アメリカ人は楽天的、前向きな人たちである。とくに日本人と比べるとそれが痛いほどよく分かる。ところがである、今度1年半ぶりにやってきたアメリカは、今までとちょっと違った感じがした。
あの3年前のリーマンショックの9月15日にも私はフィラデルフィアにいた。勤務先の同僚が「ひどいことになっているでしょう」とメールしてきたときに、「全然その気配はありません」と返事したほど、アメリカ人の消費活動への影響は微細だった。だのに、今回驚いたことに以前の元気、活気がない。どうしちゃったんだろう、アメリカ。
ホテルで見放題をいいことにCNBCをつけっぱなしにしているが、アグレッシブな放送姿勢はそのままだけれど、中身は悲観論が大勢を占めているのだ。それもほとんどが経済の先行きに対する絶望に近いコメントが多い。この番組をみて元気をもらおうと思った思惑がはずれてしまった。
ほとんどの論調が「オバマ非難」であり、それも彼の「大きな政府」政策への酷評である。アメリカ人からみれば福祉にお金をつぎ込むのは溝に捨てるようなもの(ちょっと言い過ぎだが、でもこれに近い)なのだ。だから一昨日に出た雇用統計が予想以上に悪かったということで、CNBCに登場するコメンテーターは非難の大合唱。

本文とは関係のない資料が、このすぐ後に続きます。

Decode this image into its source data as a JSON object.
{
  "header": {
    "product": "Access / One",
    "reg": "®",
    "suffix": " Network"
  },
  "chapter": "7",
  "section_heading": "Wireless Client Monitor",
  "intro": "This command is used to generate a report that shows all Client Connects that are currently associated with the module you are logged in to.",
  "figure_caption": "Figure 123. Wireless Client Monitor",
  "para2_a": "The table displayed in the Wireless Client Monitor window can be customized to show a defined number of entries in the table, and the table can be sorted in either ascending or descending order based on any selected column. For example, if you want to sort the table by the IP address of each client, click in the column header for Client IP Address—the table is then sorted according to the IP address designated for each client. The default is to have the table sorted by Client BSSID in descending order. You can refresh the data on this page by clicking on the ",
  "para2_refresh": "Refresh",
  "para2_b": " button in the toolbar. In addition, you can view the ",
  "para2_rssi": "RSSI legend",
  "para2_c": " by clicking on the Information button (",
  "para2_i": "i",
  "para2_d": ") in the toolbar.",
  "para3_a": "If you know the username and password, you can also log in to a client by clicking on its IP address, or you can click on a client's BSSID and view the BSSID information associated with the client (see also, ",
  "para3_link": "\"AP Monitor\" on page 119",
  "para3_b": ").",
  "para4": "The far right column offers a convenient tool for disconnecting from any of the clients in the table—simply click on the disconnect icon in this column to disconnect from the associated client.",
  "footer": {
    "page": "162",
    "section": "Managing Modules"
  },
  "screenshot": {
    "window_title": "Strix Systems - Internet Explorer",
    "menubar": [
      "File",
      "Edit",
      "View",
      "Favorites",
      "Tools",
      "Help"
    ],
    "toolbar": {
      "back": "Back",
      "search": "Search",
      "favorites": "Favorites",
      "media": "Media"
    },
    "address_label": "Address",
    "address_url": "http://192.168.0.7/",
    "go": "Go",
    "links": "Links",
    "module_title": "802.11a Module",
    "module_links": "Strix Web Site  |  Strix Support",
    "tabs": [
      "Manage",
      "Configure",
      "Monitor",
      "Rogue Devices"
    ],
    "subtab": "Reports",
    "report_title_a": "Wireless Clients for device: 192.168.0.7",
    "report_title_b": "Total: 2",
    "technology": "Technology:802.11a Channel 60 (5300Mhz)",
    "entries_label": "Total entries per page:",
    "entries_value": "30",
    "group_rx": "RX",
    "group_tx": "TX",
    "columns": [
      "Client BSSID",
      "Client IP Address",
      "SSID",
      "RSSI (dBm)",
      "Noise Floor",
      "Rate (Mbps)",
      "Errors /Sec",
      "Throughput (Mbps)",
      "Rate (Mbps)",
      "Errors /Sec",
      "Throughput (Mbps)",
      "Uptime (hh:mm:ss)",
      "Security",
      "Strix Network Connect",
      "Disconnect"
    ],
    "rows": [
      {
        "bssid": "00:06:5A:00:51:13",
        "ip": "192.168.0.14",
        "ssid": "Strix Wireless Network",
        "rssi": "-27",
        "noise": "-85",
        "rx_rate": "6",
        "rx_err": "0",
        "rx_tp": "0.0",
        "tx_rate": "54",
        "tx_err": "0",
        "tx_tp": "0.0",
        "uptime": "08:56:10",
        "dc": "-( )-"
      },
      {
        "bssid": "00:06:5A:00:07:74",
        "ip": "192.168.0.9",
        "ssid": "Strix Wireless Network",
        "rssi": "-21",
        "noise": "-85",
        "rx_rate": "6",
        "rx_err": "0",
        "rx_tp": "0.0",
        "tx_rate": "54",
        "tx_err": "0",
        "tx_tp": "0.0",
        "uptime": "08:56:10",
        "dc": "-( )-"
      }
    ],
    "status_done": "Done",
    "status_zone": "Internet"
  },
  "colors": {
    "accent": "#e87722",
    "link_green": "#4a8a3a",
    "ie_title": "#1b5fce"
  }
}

そしてオバマ大統領が打ち出した「教育」分野での雇用創出という案は即座に一蹴されていた。
アメリカ人がこれほど感情的になっているのを初めてみたので、びっくりである。でもメディアをはじめほとんどの人が悲観のどん底に来たときがチャンスであるのは間違いない。だから今がまさにそのチャンスの時かもしれない。
9月11日はもうすぐである。10年経った。あのときも私はフィラデルフィアだった。博士コースの最後の仕上げ中だった。あのときの暗さ、やりきれなさと比べると、まだ今度はなんとかなるような、そんな思いをアメリカ人は持っているのではないかと思う。だからこの節目を契機にして、また元気なアメリカに戻って欲しいと切に願う。